PJ investiga acesso indevido a dados de centenas de utentes

Está a ser investigado pela Polícia Judiciária o acesso indevido aos dados administrativos de centenas de utentes, entre os quais crianças, através do portal do SNS. Um pirata informático terá acedido às credenciais de um médico e conseguiu assim acesso aos processos de centenas de pessoas. Foi aberto inquérito esta quinta-feira.

A Ordem dos Médicos recebeu dezenas de queixas relativas a esta alegada consulta indevida de processos clínicos de crianças por parte de um médico da ULS Alto Minho.

A ULS veio em comunicado esclarecer que, “tendo ouvido o médico, tudo indica que foram comprometidas as suas credenciais, não tendo os acessos sido realizados pelo profissional”.

“O compromisso das credenciais do médico terá resultado no acesso indevido a registos administrativos, não clínicos, de diversos utentes, entre os quais crianças”, refere o comunicado.

A Unidade Local de Saúde do Alto Minho esclarece, ainda, que informou as entidades competentes para a apreciação da ocorrência de possíveis atos ilícitos.

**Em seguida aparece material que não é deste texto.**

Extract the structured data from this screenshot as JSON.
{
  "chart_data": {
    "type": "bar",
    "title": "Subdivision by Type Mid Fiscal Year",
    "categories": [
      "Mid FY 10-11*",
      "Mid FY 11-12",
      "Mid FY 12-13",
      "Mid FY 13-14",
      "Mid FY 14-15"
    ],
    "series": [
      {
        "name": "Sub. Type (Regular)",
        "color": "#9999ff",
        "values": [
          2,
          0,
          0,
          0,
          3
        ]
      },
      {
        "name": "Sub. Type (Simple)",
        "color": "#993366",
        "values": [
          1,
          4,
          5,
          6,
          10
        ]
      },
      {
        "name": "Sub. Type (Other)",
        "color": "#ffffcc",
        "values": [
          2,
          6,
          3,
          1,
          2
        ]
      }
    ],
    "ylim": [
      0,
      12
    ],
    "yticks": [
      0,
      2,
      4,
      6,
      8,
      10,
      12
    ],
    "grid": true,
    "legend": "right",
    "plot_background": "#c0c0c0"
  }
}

Contactados pela RTP, os Serviços Partilhados do Ministério da Saúde dizem que esta entidade “não comenta casos concretos relacionados com matérias de segurança ou cibersegurança”.

“Assegura, porém, que todas as comunicações de possíveis incidentes de cibersegurança são analisadas e que está em permanente articulação com as autoridades competentes. Sempre que há indícios de factos ilícitos, estes seguem os trâmites instituídos”, adianta, em resposta à RTP.

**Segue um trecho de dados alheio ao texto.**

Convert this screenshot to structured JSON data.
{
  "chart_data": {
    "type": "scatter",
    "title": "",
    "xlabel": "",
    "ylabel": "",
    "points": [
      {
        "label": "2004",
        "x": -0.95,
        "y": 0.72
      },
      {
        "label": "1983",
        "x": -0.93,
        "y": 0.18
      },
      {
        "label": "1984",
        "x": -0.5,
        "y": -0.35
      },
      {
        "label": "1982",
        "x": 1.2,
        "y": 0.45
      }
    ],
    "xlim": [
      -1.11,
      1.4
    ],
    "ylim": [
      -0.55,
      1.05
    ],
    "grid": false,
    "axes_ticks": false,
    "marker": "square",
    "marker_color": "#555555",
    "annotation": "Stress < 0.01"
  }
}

O Portal da Queixa já recebeu várias denúncias neste sentido.
ERS abre processo de avaliação

A Entidade Reguladora da Saúde (ERS) adiantou entretanto que instaurou “um processo de avaliação com vista ao acompanhamento da situação e da adoção, pelas entidades responsáveis, das medidas de mitigação que venham a revelar-se necessárias”.

Os utentes dos serviços de saúde que se encontrem em situação equivalente às que têm sido referidas poderão comunicar esses factos à ERS através do site https://www.ers.pt/pt/reclamar-diretamente-a-ers/.

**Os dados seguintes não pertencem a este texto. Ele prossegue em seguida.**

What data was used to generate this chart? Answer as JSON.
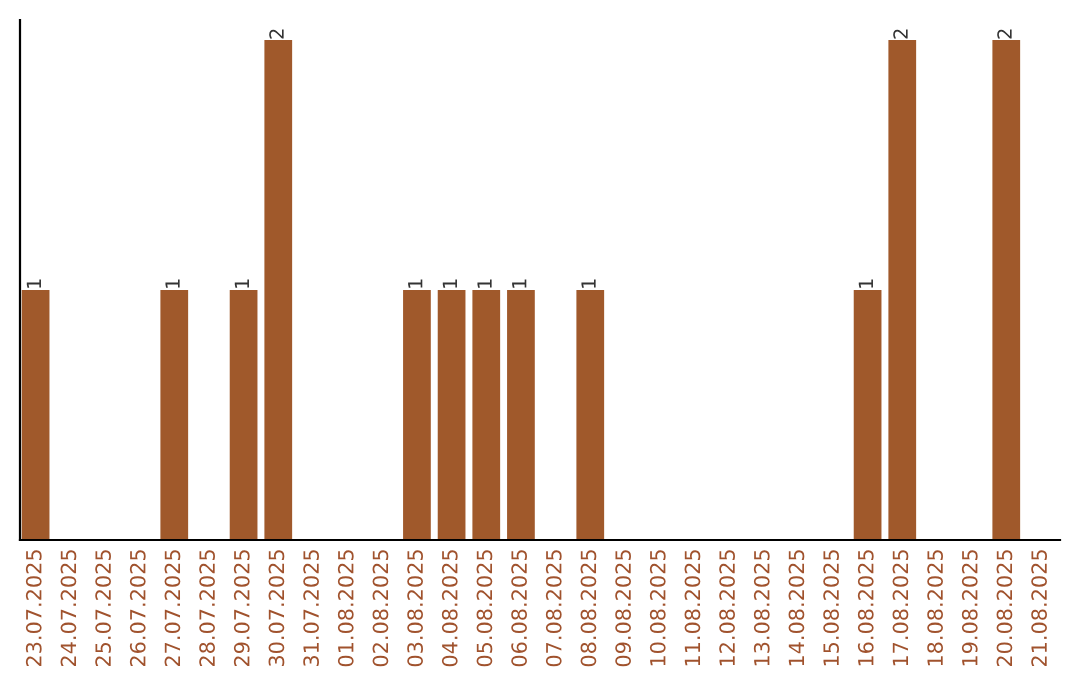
{
  "chart_data": {
    "type": "bar",
    "categories": [
      "23.07.2025",
      "24.07.2025",
      "25.07.2025",
      "26.07.2025",
      "27.07.2025",
      "28.07.2025",
      "29.07.2025",
      "30.07.2025",
      "31.07.2025",
      "01.08.2025",
      "02.08.2025",
      "03.08.2025",
      "04.08.2025",
      "05.08.2025",
      "06.08.2025",
      "07.08.2025",
      "08.08.2025",
      "09.08.2025",
      "10.08.2025",
      "11.08.2025",
      "12.08.2025",
      "13.08.2025",
      "14.08.2025",
      "15.08.2025",
      "16.08.2025",
      "17.08.2025",
      "18.08.2025",
      "19.08.2025",
      "20.08.2025",
      "21.08.2025"
    ],
    "values": [
      1,
      0,
      0,
      0,
      1,
      0,
      1,
      2,
      0,
      0,
      0,
      1,
      1,
      1,
      1,
      0,
      1,
      0,
      0,
      0,
      0,
      0,
      0,
      0,
      1,
      2,
      0,
      0,
      2,
      0
    ],
    "value_labels": [
      "1",
      null,
      null,
      null,
      "1",
      null,
      "1",
      "2",
      null,
      null,
      null,
      "1",
      "1",
      "1",
      "1",
      null,
      "1",
      null,
      null,
      null,
      null,
      null,
      null,
      null,
      "1",
      "2",
      null,
      null,
      "2",
      null
    ],
    "color": "#a0592b",
    "grid": false
  }
}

A entidade relembra ainda que os estabelecimentos prestadores de cuidados de saúde devem garantir que a informação dos utentes "fica devidamente armazenada, protegida e acessível aos profissionais de saúde, para os efeitos referidos, e aos próprios utentes, ou a quem estes autorizarem expressamente para o efeito".
Ordem dos Médicos desencadeou procedimentos internos
O bastonário da Ordem dos Médicos, Carlos Cortes, afirmou que a Ordem recebeu na quinta-feira à noite "um aviso" sobre esta situação, tendo desenvolvido procedimentos internos para tentar averiguar se se tratava de "um ato de má conduta deontológica".

Revelou que esta manhã a Ordem dos Médicos enviou ofícios ao Ministério Público, aos Serviços Partilhados do Ministério da Saúde e à ULS do Alto Minho, onde o médico exerce.

"Eu próprio contactei todas estas entidades diretamente, também estou a tentar perceber - dada a dimensão da situação e as dezenas de queixas que a Ordem dos Médicos já recebeu hoje de manhã - e tanto quanto é possível perceber, até ao momento, (...) parece que estamos perante uma situação de cibersegurança, de falha em termos de segurança informática", salientou.

Carlos Cortes sublinhou que esta suspeita "ainda tem que ser apurada pelas entidades competentes, que não é a Ordem dos Médicos".

De acordo com esses relatos, alguns pais terão recebido alertas sobre acessos aos processos dos seus filhos, sobretudo crianças pequenas, o que terá levado a contactos com centros de saúde e, em alguns casos, à apresentação de queixas junto das autoridades de saúde e da polícia.

Nas redes sociais, vários utentes relataram alegados acessos indevidos a processos clínicos de crianças através do SNS 24, com notificações a indicar consultas aos registos médicos em diferentes locais.